If you want to take matters into your own hands you can view your comments and selectively delete the ones you want down. Keep in mind that copies of hacker news content will have been scraped and archived elsewhere.

3 comments

The assertion that "CCPA requires companies to delete your data upon request" is not technically correct. What must be deleted is "personal information" and while I empathize with the notion that would include social media posts, I am not sure it actually does include them.

see: https://privacy.ca.gov/protect-your-personal-information/wha...

The closest thing mentioned is: "Contents of messages (e.g., emails, texts, chats)" but does that actually cover posts? I'm not sure and I can't find an authoritative answer that it does.

How do you interpret “messages” as not including posts?
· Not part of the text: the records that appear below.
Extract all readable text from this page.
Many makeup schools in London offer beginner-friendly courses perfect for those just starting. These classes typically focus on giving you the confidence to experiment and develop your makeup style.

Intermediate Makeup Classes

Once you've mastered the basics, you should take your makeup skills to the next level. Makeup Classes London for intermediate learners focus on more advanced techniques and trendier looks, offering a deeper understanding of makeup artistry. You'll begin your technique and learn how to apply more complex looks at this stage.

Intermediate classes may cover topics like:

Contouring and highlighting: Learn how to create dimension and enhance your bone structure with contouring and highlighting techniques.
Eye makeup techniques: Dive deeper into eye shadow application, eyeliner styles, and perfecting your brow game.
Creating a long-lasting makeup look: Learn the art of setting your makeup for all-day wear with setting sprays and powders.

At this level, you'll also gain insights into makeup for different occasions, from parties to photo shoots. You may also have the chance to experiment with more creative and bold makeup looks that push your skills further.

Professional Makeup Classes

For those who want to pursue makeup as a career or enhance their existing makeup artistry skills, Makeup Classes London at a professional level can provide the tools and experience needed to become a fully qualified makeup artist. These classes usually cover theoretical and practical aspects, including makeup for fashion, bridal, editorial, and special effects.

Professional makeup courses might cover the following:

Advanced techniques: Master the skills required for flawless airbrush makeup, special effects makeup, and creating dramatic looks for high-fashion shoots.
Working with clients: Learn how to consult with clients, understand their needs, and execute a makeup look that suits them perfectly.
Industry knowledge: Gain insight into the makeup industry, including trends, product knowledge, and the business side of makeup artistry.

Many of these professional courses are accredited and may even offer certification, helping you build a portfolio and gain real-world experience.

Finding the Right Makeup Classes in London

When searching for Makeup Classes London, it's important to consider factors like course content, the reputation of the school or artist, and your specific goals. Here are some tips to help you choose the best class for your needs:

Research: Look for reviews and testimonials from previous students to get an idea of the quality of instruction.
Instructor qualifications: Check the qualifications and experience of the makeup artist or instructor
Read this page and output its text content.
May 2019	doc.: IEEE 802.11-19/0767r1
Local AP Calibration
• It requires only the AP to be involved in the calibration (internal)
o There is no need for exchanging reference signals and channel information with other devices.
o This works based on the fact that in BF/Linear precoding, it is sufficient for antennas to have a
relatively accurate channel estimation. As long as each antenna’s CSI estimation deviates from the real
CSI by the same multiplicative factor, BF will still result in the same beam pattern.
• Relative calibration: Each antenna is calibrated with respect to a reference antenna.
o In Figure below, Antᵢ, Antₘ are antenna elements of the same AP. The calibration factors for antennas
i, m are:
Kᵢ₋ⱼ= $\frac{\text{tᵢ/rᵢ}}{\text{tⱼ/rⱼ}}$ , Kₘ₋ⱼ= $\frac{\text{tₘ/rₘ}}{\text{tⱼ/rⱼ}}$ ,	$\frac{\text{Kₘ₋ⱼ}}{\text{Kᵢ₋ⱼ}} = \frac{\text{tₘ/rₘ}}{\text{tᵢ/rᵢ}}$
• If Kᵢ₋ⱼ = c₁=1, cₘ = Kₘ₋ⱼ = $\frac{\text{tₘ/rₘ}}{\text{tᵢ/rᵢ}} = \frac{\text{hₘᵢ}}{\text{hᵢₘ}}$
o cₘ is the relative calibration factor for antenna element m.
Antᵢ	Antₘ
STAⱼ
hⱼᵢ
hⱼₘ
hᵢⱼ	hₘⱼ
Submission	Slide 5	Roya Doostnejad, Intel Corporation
I am very clearly replying with a message to you.
If your message was a DM to me then I think that would clearly be included, however, I can find no authoritative opinion that personal information includes public facing social media posts or comments. I would be happy to be wrong. Can you find a public statement by a law firm stating that under CCPA you have a legal right to have your comments deleted? I can't.
Reading the CCPA, I have to agree with you: it’s useless. It specifically excludes public information, and OP clearly made those posts publicly.
> You could file a complaint to the California attorney general

Does it matter if I'm not in California? (or even the USA?)

If YC’s processing of information fails to comply with the laws governing YC, a business operating in California, then certainly a report of mishandling is presumably of interest to California functionaries. Whether or not that is the case is something you’d have to evaluate using California law and a direct knowledge of the PII or PII-alike in question.
>If you want to take matters into your own hands you can view your comments and selectively delete the ones you want down.

Nope. Everything older than 1 or 2 hours is stored permanently, with no way to edit or delete.